SynapseML
SynapseML copied to clipboard
VowpalWabbit - Train with Synapse on databricks and inference via native VW CLI
Hi,
I am training my VW CB model using synapseml on databricks.
Code is same as in: https://microsoft.github.io/SynapseML/docs/features/vw/Vowpal%20Wabbit%20-%20Overview/#vw-contextual-bandit
the model and featurizers/zipper pipeline are saved once training is complete.
now I want to do the inference using the native VW CLI. This is because the inference environment does not support spark.
can someone please shed light on how this can be done?
Adding @jackgerrits and @eisber for visibility here
you should be able to get the binary model saved: https://github.com/microsoft/SynapseML/blob/master/vw/src/main/scala/com/microsoft/azure/synapse/ml/vw/VowpalWabbitBaseModel.scala#L111
the tricky piece is to get the featurization right. did you use the VW featurizer or MLSpark featurize?
I used the VW featurizer as detailed here: https://microsoft.github.io/SynapseML/docs/features/vw/Vowpal%20Wabbit%20-%20Overview/#vw-contextual-bandit
I am able to save the binary model but issue lies with the featurizer (as was mentioned above as well).

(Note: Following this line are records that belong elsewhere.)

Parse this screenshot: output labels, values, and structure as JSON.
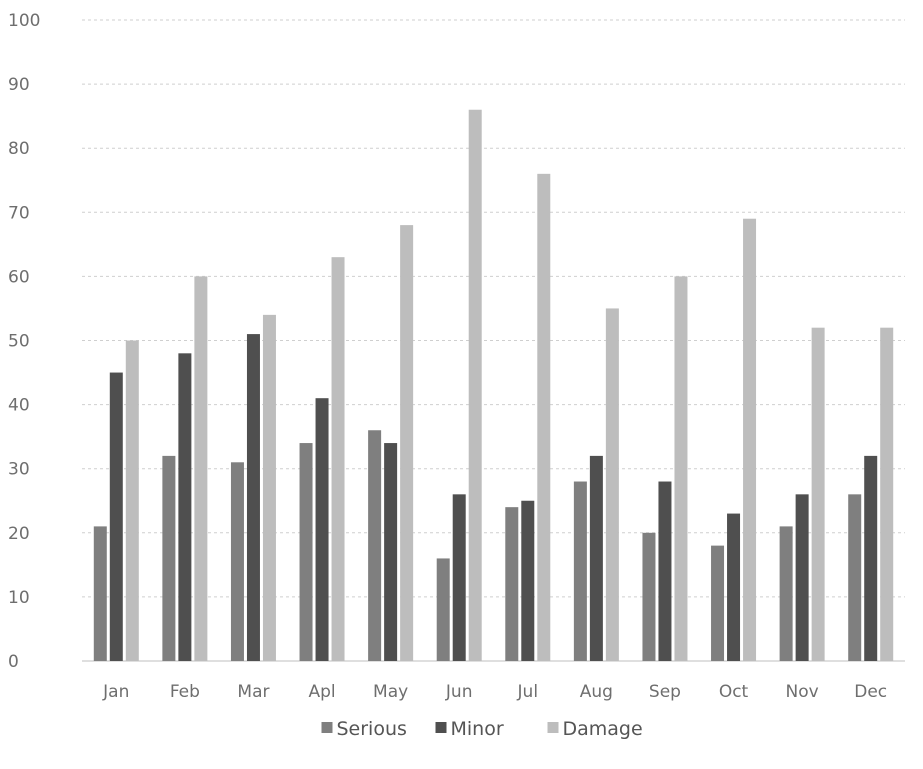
{
  "chart_data": {
    "type": "bar",
    "categories": [
      "Jan",
      "Feb",
      "Mar",
      "Apl",
      "May",
      "Jun",
      "Jul",
      "Aug",
      "Sep",
      "Oct",
      "Nov",
      "Dec"
    ],
    "series": [
      {
        "name": "Serious",
        "color": "#7f7f7f",
        "values": [
          21,
          32,
          31,
          34,
          36,
          16,
          24,
          28,
          20,
          18,
          21,
          26
        ]
      },
      {
        "name": "Minor",
        "color": "#4f4f4f",
        "values": [
          45,
          48,
          51,
          41,
          34,
          26,
          25,
          32,
          28,
          23,
          26,
          32
        ]
      },
      {
        "name": "Damage",
        "color": "#bdbdbd",
        "values": [
          50,
          60,
          54,
          63,
          68,
          86,
          76,
          55,
          60,
          69,
          52,
          52
        ]
      }
    ],
    "ylim": [
      0,
      100
    ],
    "yticks": [
      "0",
      "10",
      "20",
      "30",
      "40",
      "50",
      "60",
      "70",
      "80",
      "90",
      "100"
    ],
    "grid": true,
    "legend_position": "bottom"
  }
}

The input for the featurizer is the follow table (except the target column) Data types are either int or float, thus the NumericFeaturizer is used.
VW Featurizer outputColumn is used as namespace, column names are feature names, values are used as feature values. Thus, for the example you reference this should result in
|features age:63 sex:1 cp:3 tresetbps:233 ...
| age | sex | cp | trestbps | chol | fbs | restecg | thalach | exang | oldpeak | slope | ca | thal | target |
|---|---|---|---|---|---|---|---|---|---|---|---|---|---|
| 63 | 1 | 3 | 145 | 233 | 1 | 0 | 150 | 0 | 2.3 | 0 | 0 | 1 | 1 |
| 37 | 1 | 2 | 130 | 250 | 0 | 1 | 187 | 0 | 3.5 | 0 | 0 | 2 | 1 |
| 41 | 0 | 1 | 130 | 204 | 0 | 0 | 172 | 0 | 1.4 | 2 | 0 | 2 | 1 |
| 56 | 1 | 1 | 120 | 236 | 0 | 1 | 178 | 0 | 0.8 | 2 | 0 | 2 | 1 |
| 57 | 0 | 0 | 120 | 354 | 0 | 1 | 163 | 1 | 0.6 | 2 | 0 | 2 | 1 |
From an ML perspective this featurization isn't ideal for VW, especially for low cardinality categorical I'd suggest to stringify them to get individual weights.
Assuming you change the data type of cp to string
|features age:63 sex:1 cp3:1 tresetbps:233 ...
|features age:37 sex:1 cp2:1 tresetbps:250 ...
If you want to make use of VWs interaction feature, you'll have to produce multiple feature vectors using different targetCols.
I understand. But how should I port a model trained on databricks using synapseml (python) with featurizers and zippers to VW CLI. Please refer below for further explanation:
I am training my VW Contextual Bandits model using synapseml on databricks.
Code is same as in: https://microsoft.github.io/SynapseML/docs/features/vw/Vowpal%20Wabbit%20-%20Overview/#vw-contextual-bandit
the model and featurizers/zipper pipeline are saved once training is complete.
now I want to do the inference using the native VW CLI. This is because the inference environment does not support spark.
can someone please shed light on how this can be done?
I'm not sure I follow how you plan to flow your data to VW cli - it only accepts text and json as input.
As of today the VW Spark featurizers don't support a serialization format outside of the spark eco-system.